Banks that faced lower competition in their formative years were less willing to adopt valuable new technologies or management practices, the researchers conclude. That insight, they say, could generally explain why some institutions fail to seize on new business tools.  

India’s banking sector has grown significantly in recent years, as has access to credit. The total number of borrowers in the country increased by almost 20 percent between 2015 and 2016 alone. But unlike in the United States, banks in India hadn’t historically checked retail borrowers’ credit before making loans. Credit bureaus—the institutions that monitor and provide information about borrowers’ creditworthiness, and which play a large role in the US financial system—really only started operating in India around 2007, when legislation passed requiring banks to submit data to bureaus. 

The researchers saw in this environment a way to study how organizations adopt—or don’t—a technology or practice. As of March 2015, the end of the data period studied, India had 96 major banks with a collective $1 trillion in outstanding credit. State-owned public-sector banks, many of them nationalized in 1969 and 1980, accounted for around 70 percent of that credit. New private-sector banks, which were authorized after 1991, had another 20 percent of the credit market. 

Mishra, Prabhala, and Rajan analyzed data on lenders’ credit inquiries from one of the country’s biggest credit bureaus, with most of the analysis using data between the years 2006 and 2015, and find that new private banks adopted credit checks faster than state-owned banks. In 2015, new private banks ran credit checks before making 88 percent of their loans, double the rate at state-owned banks, the researchers calculate.

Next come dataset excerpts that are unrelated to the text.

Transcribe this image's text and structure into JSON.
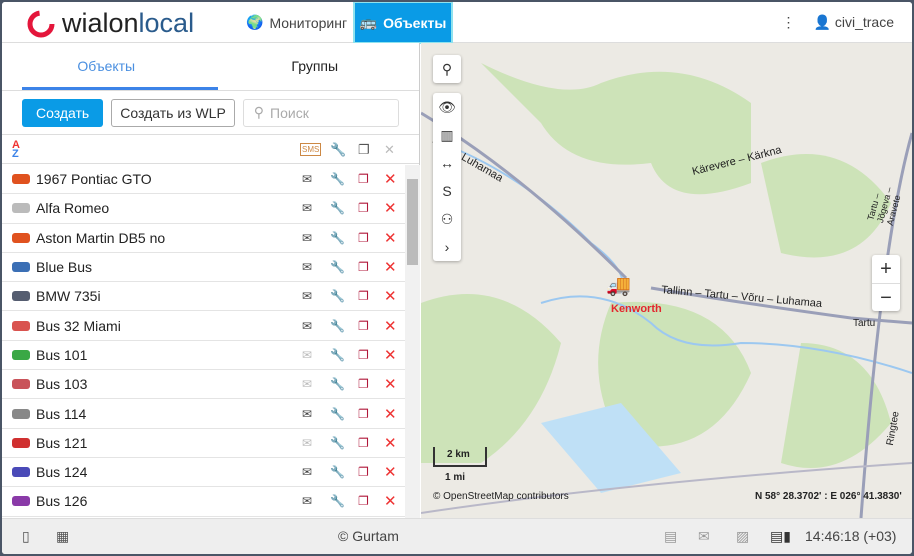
{
  "header": {
    "logo": "wialonlocal",
    "nav_monitoring": "Мониторинг",
    "nav_objects": "Объекты",
    "user": "civi_trace"
  },
  "panel": {
    "tabs": [
      "Объекты",
      "Группы"
    ],
    "create": "Создать",
    "create_wlp": "Создать из WLP",
    "search_placeholder": "Поиск",
    "sms": "SMS"
  },
  "units": [
    {
      "name": "1967 Pontiac GTO",
      "color": "#e0521f",
      "msg": true
    },
    {
      "name": "Alfa Romeo",
      "color": "#bbbbbb",
      "msg": true
    },
    {
      "name": "Aston Martin DB5 no",
      "color": "#e0521f",
      "msg": true
    },
    {
      "name": "Blue Bus",
      "color": "#3b6fb5",
      "msg": true
    },
    {
      "name": "BMW 735i",
      "color": "#555d70",
      "msg": true
    },
    {
      "name": "Bus 32 Miami",
      "color": "#d9534f",
      "msg": true
    },
    {
      "name": "Bus 101",
      "color": "#3aa845",
      "msg": false
    },
    {
      "name": "Bus 103",
      "color": "#c9535a",
      "msg": false
    },
    {
      "name": "Bus 114",
      "color": "#888888",
      "msg": true
    },
    {
      "name": "Bus 121",
      "color": "#d03030",
      "msg": false
    },
    {
      "name": "Bus 124",
      "color": "#4a4ab8",
      "msg": true
    },
    {
      "name": "Bus 126",
      "color": "#8a3aa8",
      "msg": true
    }
  ],
  "map": {
    "unit_label": "Kenworth",
    "scale_km": "2 km",
    "scale_mi": "1 mi",
    "attribution": "© OpenStreetMap contributors",
    "coords": "N 58° 28.3702' : E 026° 41.3830'",
    "roads": [
      "Tallinn – Tartu – Võru – Luhamaa",
      "Kärevere – Kärkna",
      "Võru – Luhamaa",
      "Tartu – Jõgeva – Aravete",
      "Tartu",
      "Ringtee"
    ]
  },
  "footer": {
    "copyright": "© Gurtam",
    "time": "14:46:18 (+03)"
  }
}
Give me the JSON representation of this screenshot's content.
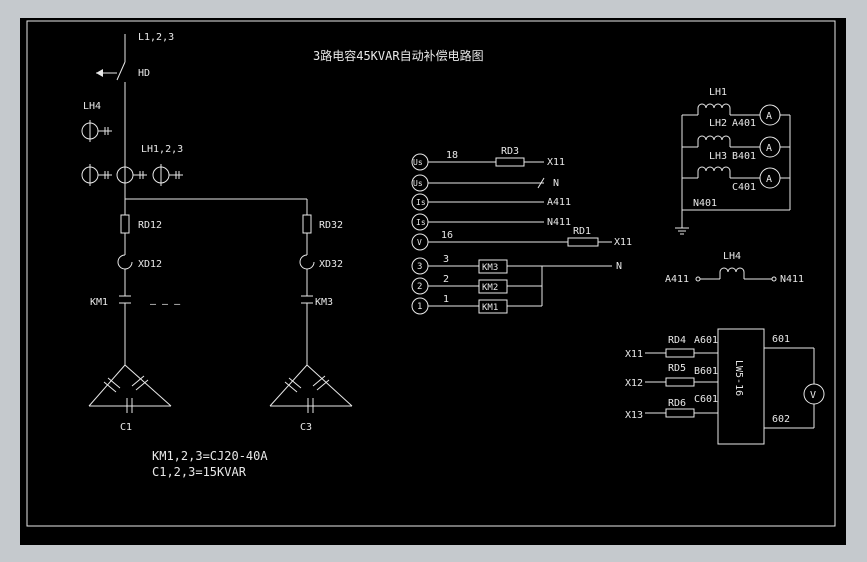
{
  "title": "3路电容45KVAR自动补偿电路图",
  "main": {
    "source": "L1,2,3",
    "switch": "HD",
    "ct_single": "LH4",
    "ct_group": "LH1,2,3",
    "fuses": [
      "RD12",
      "RD32"
    ],
    "lamps": [
      "XD12",
      "XD32"
    ],
    "contactors": [
      "KM1",
      "KM3"
    ],
    "gap": "— — —",
    "capacitors": [
      "C1",
      "C3"
    ],
    "note1": "KM1,2,3=CJ20-40A",
    "note2": "C1,2,3=15KVAR"
  },
  "terminals": {
    "items": [
      {
        "sym": "Us",
        "wire": "18",
        "comp": "RD3",
        "end": "X11"
      },
      {
        "sym": "Us",
        "wire": "",
        "comp": "",
        "end": "N"
      },
      {
        "sym": "Is",
        "wire": "",
        "comp": "",
        "end": "A411"
      },
      {
        "sym": "Is",
        "wire": "",
        "comp": "",
        "end": "N411"
      },
      {
        "sym": "V",
        "wire": "16",
        "comp": "RD1",
        "end": "X11"
      },
      {
        "sym": "3",
        "wire": "3",
        "comp": "KM3",
        "end": "N"
      },
      {
        "sym": "2",
        "wire": "2",
        "comp": "KM2",
        "end": ""
      },
      {
        "sym": "1",
        "wire": "1",
        "comp": "KM1",
        "end": ""
      }
    ]
  },
  "ammeter": {
    "cts": [
      "LH1",
      "LH2",
      "LH3"
    ],
    "wires": [
      "A401",
      "B401",
      "C401"
    ],
    "neutral": "N401",
    "meter": "A"
  },
  "lh4_circuit": {
    "left": "A411",
    "label": "LH4",
    "right": "N411"
  },
  "voltmeter": {
    "inputs": [
      "X11",
      "X12",
      "X13"
    ],
    "fuses": [
      "RD4",
      "RD5",
      "RD6"
    ],
    "wires": [
      "A601",
      "B601",
      "C601"
    ],
    "switch": "LW5-16",
    "out_top": "601",
    "out_bottom": "602",
    "meter": "V"
  }
}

The gap was driven by checks on existing customers. Both types of banks were relatively quick to integrate credit checks into their business practices for new customers. Public-sector banks made credit inquiries for over 95 percent of loans to new customers, as did new private banks. But in 2015, new private banks inquired about 90 percent of loans to existing borrowers, while state-owned banks did so for only 48 percent. This was the case even though state-owned banks, had they adopted credit checks more widely, could have reduced loan-delinquency rates in their lending portfolios by 30–40 percent, the researchers argue. 

Neither state ownership nor size explains the slow pace of change, the researchers say, basing their conclusion on the behavior of a third type of banking institution: old private banks, private-sector institutions that were deemed too small to be nationalized. Much like public-sector banks, they quickly adopted the practice of performing credit checks for new clients, but not for existing customers. 

Organizational culture may best explain why public-sector banks were slower to implement credit checks, the researchers conclude. “The legacy banks grew in an uncompetitive environment in which banks were protected from entry, which diminished profitability concerns and let them go the extra mile for the existing clients,” the researchers write. “The new private banks emerged in a more competitive era after India’s economic liberalization. In the post-reform environment, each transaction had to stand on its own merits.” 

The narrowing gap between public-sector and new private banks’ use of credit inquiries suggests that public-sector banks may be feeling pressure to compete. But the broader finding suggests that the economic environment during which institutions emerge may have long-lasting effects on both the organization’s culture and its willingness to adopt valuable new offerings.